Chrisamiller is right about a water tight barrier. Letting the cold water flow away from the ice is basically the same as letting cold air flow away. They will both be replaced by warm air, bringing heat energy to the ice, bad. Except that the heat capacity of water is much higher than that of air, so relative to the ambient temperature you are losing a lot more.

How exactly you order this for maximum effect, I'm not sure.. For example, you could do ice, water tight barrier, insulation, air tight barrier, insulation, radiation barrier. With the same material you could go ice, water tight barrier, insulation x2, air tight barrier, radiation barrier.

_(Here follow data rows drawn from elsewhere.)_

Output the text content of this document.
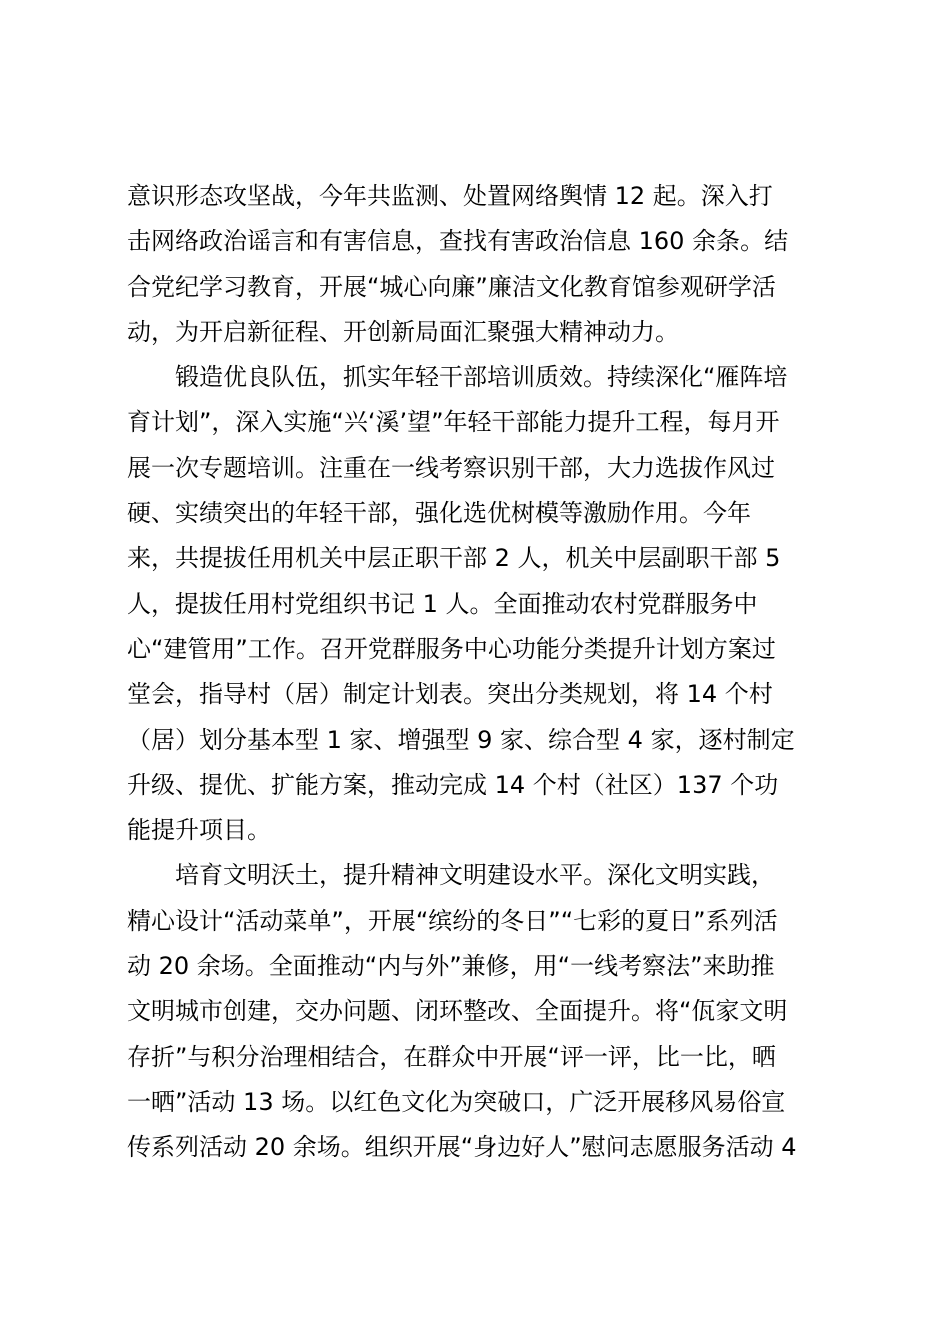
意识形态攻坚战，今年共监测、处置网络舆情 12 起。深入打
击网络政治谣言和有害信息，查找有害政治信息 160 余条。结
合党纪学习教育，开展“城心向廉”廉洁文化教育馆参观研学活
动，为开启新征程、开创新局面汇聚强大精神动力。
锻造优良队伍，抓实年轻干部培训质效。持续深化“雁阵培
育计划”，深入实施“兴‘溪’望”年轻干部能力提升工程，每月开
展一次专题培训。注重在一线考察识别干部，大力选拔作风过
硬、实绩突出的年轻干部，强化选优树模等激励作用。今年
来，共提拔任用机关中层正职干部 2 人，机关中层副职干部 5
人，提拔任用村党组织书记 1 人。全面推动农村党群服务中
心“建管用”工作。召开党群服务中心功能分类提升计划方案过
堂会，指导村（居）制定计划表。突出分类规划，将 14 个村
（居）划分基本型 1 家、增强型 9 家、综合型 4 家，逐村制定
升级、提优、扩能方案，推动完成 14 个村（社区）137 个功
能提升项目。
培育文明沃土，提升精神文明建设水平。深化文明实践，
精心设计“活动菜单”，开展“缤纷的冬日”“七彩的夏日”系列活
动 20 余场。全面推动“内与外”兼修，用“一线考察法”来助推
文明城市创建，交办问题、闭环整改、全面提升。将“佤家文明
存折”与积分治理相结合，在群众中开展“评一评，比一比，晒
一晒”活动 13 场。以红色文化为突破口，广泛开展移风易俗宣
传系列活动 20 余场。组织开展“身边好人”慰问志愿服务活动 4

Finally, no salt. That is a trick for cooling drinks faster in the presence of ice water. Ice water without salt will be at the freezing point, but salted water freezes at a lower temperature, so adding salt makes the material surrounding your pop cans colder than it would otherwise be. In this experiment, I can't see any benefit unless you are allowed to use a salt water bath, and a lot more ice (similar to the lawyerly "freeze your ice in a bigger block of ice" comment) - unlikely..
posted by Chuckles at 12:53 PM on March 17, 2007


If it was me I'd place the ice cube in a waterproof grip-seal bag and suspend it in a vacuum flask filled with a mixture of crushed ice and salt. All commonly-available household materials, and it may come out colder than when it went in.

This may be considered against the spirit of the competition, but then I'm a smartass, and I'd rather show off with a clever-clever solution than actually win.